Risk of a Single Asset

 Risk of a Single Asset:

The concept of risk can be developed by first considering a single asset held in isolation. We can look at expected-return behaviors to assess risk, and statistics can be used to measure it. 

Risk Assessment:

Sensitivity Analysis (Scenario Analysis) and Probability Distributions can be used to assess the general level of risk embodied in a given asset.

Sensitivity Analysis:

Sensitivity analysis uses several possible-return estimates to obtain a sense of the variability among outcomes. One common method involves making pessimistic (worst), most likely (expected), and optimistic (best) estimates of the returns associated with a given asset. In this case, the asset’s risk can be measured by the range of returns. The range is found by subtracting the pessimistic outcome from the optimistic outcome. The greater the range, the more variability, or risk, the asset is said to have.

Although the use of sensitivity analysis and the range is rather crude, it does give the decision maker a feel for the behavior of returns, which can be used to estimate the risk involved. 

Example:

Norman Company, a custom golf equipment manufacturer, wants to choose the better of two investments, A and B. Each requires an initial outlay of $10,000, and each has a most likely annual rate of return of 15%. Management has made pessimistic and optimistic estimates of the returns associated with each. The three estimates for each asset, along with its range, are given in Table 5.3. Asset A appears to be less risky than asset B; its range of 4% (17% - 13%) is less than the range of 16% (23% - 7%) for asset B. The risk-averse decision maker would prefer asset A over asset B, because A offers the same most likely return as B (15%) with lower risk (smaller range). 

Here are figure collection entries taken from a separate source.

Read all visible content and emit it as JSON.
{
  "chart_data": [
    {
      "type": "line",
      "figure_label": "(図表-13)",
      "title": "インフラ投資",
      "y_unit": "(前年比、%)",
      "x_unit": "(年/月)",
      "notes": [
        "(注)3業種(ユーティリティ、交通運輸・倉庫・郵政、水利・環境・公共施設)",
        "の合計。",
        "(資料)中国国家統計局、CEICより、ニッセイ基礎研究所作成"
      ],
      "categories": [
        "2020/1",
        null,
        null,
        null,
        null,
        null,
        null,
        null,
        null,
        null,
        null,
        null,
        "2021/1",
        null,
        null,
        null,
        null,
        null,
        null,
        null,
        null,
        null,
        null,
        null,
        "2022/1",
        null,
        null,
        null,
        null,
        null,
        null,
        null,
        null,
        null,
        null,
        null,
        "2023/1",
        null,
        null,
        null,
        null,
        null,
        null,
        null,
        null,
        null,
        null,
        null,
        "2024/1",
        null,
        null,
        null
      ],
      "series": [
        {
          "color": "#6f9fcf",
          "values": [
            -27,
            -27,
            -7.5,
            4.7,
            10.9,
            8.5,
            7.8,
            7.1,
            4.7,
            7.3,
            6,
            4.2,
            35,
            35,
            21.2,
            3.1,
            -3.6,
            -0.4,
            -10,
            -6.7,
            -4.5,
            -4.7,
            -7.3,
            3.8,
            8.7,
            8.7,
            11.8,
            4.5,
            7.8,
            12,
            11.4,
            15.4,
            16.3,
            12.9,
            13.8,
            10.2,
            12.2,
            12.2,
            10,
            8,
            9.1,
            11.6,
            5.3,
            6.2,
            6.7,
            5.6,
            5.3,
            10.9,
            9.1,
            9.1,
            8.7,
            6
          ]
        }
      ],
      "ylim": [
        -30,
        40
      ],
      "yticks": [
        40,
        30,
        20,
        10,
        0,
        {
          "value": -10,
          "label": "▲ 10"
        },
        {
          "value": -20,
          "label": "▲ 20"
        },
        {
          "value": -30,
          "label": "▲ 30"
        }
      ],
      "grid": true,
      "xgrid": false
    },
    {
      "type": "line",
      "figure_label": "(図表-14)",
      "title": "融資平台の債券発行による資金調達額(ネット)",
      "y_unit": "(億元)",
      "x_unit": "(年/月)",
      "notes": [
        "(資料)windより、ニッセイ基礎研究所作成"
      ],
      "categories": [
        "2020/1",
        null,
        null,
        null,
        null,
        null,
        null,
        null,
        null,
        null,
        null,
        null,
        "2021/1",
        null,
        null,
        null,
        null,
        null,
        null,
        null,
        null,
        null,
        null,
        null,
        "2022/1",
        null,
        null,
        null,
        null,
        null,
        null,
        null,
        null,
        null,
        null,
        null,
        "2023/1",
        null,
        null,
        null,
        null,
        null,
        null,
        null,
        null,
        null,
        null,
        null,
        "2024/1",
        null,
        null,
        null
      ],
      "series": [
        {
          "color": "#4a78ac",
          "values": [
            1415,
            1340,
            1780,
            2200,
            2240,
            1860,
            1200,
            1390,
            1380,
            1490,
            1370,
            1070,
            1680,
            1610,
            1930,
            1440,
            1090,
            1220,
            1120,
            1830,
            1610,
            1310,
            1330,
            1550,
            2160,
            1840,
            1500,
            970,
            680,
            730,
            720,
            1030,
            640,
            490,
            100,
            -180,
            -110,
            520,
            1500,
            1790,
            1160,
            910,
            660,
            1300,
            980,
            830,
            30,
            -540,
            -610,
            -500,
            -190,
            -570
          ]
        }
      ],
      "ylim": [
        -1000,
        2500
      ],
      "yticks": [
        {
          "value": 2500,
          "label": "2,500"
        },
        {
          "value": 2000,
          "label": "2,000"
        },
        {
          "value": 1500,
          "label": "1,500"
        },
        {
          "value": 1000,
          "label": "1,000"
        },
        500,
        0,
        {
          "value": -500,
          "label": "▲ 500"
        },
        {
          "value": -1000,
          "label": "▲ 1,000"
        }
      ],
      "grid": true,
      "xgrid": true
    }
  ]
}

Probability Distributions:

Probability distributions provide a more quantitative insight into an asset’s risk. The probability of a given outcome is its chance of occurring. An outcome with an 80 percent probability of occurrence would be expected to occur 8 out of 10 times. An outcome with a probability of 100 percent is certain to occur. Outcomes with a probability of zero will never occur.

A probability distribution is a model that relates probabilities to the associated outcomes. The simplest type of probability distribution is the bar chart, which shows only a limited number of outcome–probability coordinates. The bar charts for Norman Company’s assets A and B.

Although both assets have the same most likely return, the range of return is much greater, or more dispersed, for asset B than for asset A—16 percent versus 4 percent. If we knew all the possible outcomes and associated probabilities, we could develop a continuous probability distribution. This type of distribution can be thought of as a bar chart for a very large number of outcomes.

Presents continuous probability distributions for assets A and B.7 Note that although assets A and B have the same most likely return (15 percent), the distribution of returns for asset B has much greater dispersion than the distribution for asset A. Clearly, asset B is more risky than asset A.

Example:

Norman Company’s past estimates indicate that the probabilities of the pessimistic, most likely, and optimistic outcomes are 25%, 50%, and 25%, respectively. Note that the sum of these probabilities must equal 100%; that is, they must be based on all the alternatives considered.